Commentary Directory

Bank of Japan Punished for Dovish Policy Stance

Jacob Hess
September 26, 2022

Central banks are in the spotlight and have been for some time. Every policy move is being picked apart by markets and forecasters making asset prices and forecasts especially sensitive to changes in policy rates across the globe. The foreign exchange market is no exception. The JPMorgan Global FX Volatility Index has jumped to new near-term highs in 2022 as a result of this flurry of monetary policy activities.

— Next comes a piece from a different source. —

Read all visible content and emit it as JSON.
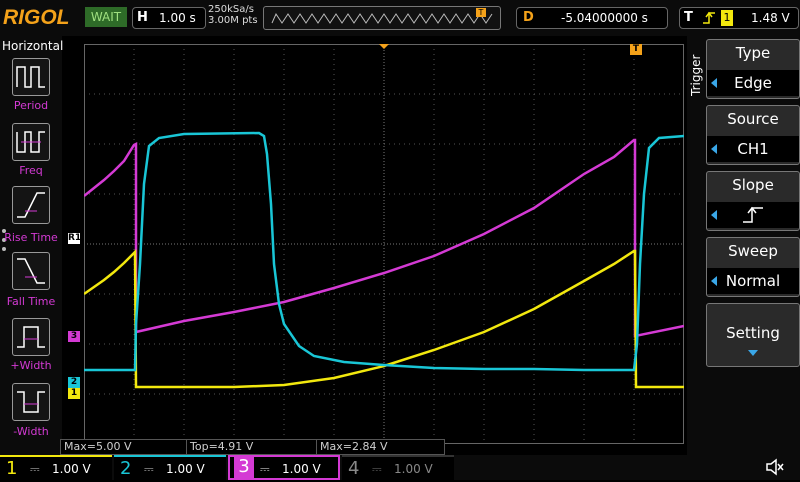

The developing FX story has been the yen’s depreciation in the last few months. Holders of the yen have seen it perform poorly against the US dollar and the euro so far this year. The drop against the euro tracks to about -6.3% year-to-date while the strong greenback has the JPYUSD pair trading -20.2% lower in 2022. The yen is even down around -11.2% YTD versus its neighbor, the Australian dollar. Most of the losses against these currencies have accumulated in the last two quarters, and the most recent trading in September has pushed the yen to the lowest points in each of these markets.

From StockCharts

The massive depreciation in the yen has pushed Japan to intervene by buying yen for the first time since 1998. The intervention almost 20 years ago was done in a similar environment where it felt like yen markets were out of control. In particular, the steep slide of the yen against the dollar in the mid-1990s worried the Japanese government as leaders saw the depreciation as a threat to Japan’s economic growth. This prompted the government to buy dollars to protect against further damage. However, the purchases did little to stop the momentum as the Asian crisis in 1997 created too much uncertainty.

Just as in the 1990s, September’s yen intervention announcement didn’t come in a vacuum. A sharp increase in global inflation rates has been the impetus for the hawkish shift in central banks across the world creating systemic financial tightening. The Bank of Japan, however, remains frozen in time on its policy and dovish stance. This has created the conditions for the yen’s depreciation.

Many have wondered whether the Bank of Japan could’ve made a move away from its extremely dovish policy that has lasted since the Asian crisis. Over the last 20 years, deflationary pressure and low growth have been reasons for Japan’s central bank leaders to keep rates low. In the last 6 years, short-term rates turned negative and have remained that way throughout the pandemic. The current inflationary environment seems to be reason enough to shift away from indiscriminate dovishness. On the contrary, its monetary policy announcement in September suggests that any kind of hawkishness is off the table for the time being. Because of that, it’s unlikely the yen’s recovery against the dollar will stick.

In general, it seems that central banks that aren’t hiking “enough” are being exposed and the market has been punishing them. The Chinese yuan has seen a steady decline against the dollar this year, down -10.8% YTD, as the People’s Bank of China has been forced to remain accommodative to help the struggling real estate sector. Just recently, the British pound has faced some depreciation as the Bank of England looked to be slowing down its pace of rate hikes despite inflation near double-digits. In the last 30 days, the pound has fallen -6.5% against the euro, a currency that has not been particularly strong so far in 2022 (see EURUSD).

The moral of the story is that markets expect central banks to defend their credibility against inflation. If monetary leaders seem uninterested in asserting price stability as a concern, there will likely be consequences. This isn’t just because dovishness is not trendy in 2022, but because inflation is no longer thought to be transitory. Because of that, central banks that do not take this opinion as their own, like the Bank of Japan (and perhaps the Bank of Japan is the only central bank strongly in this category), will have to face volatility.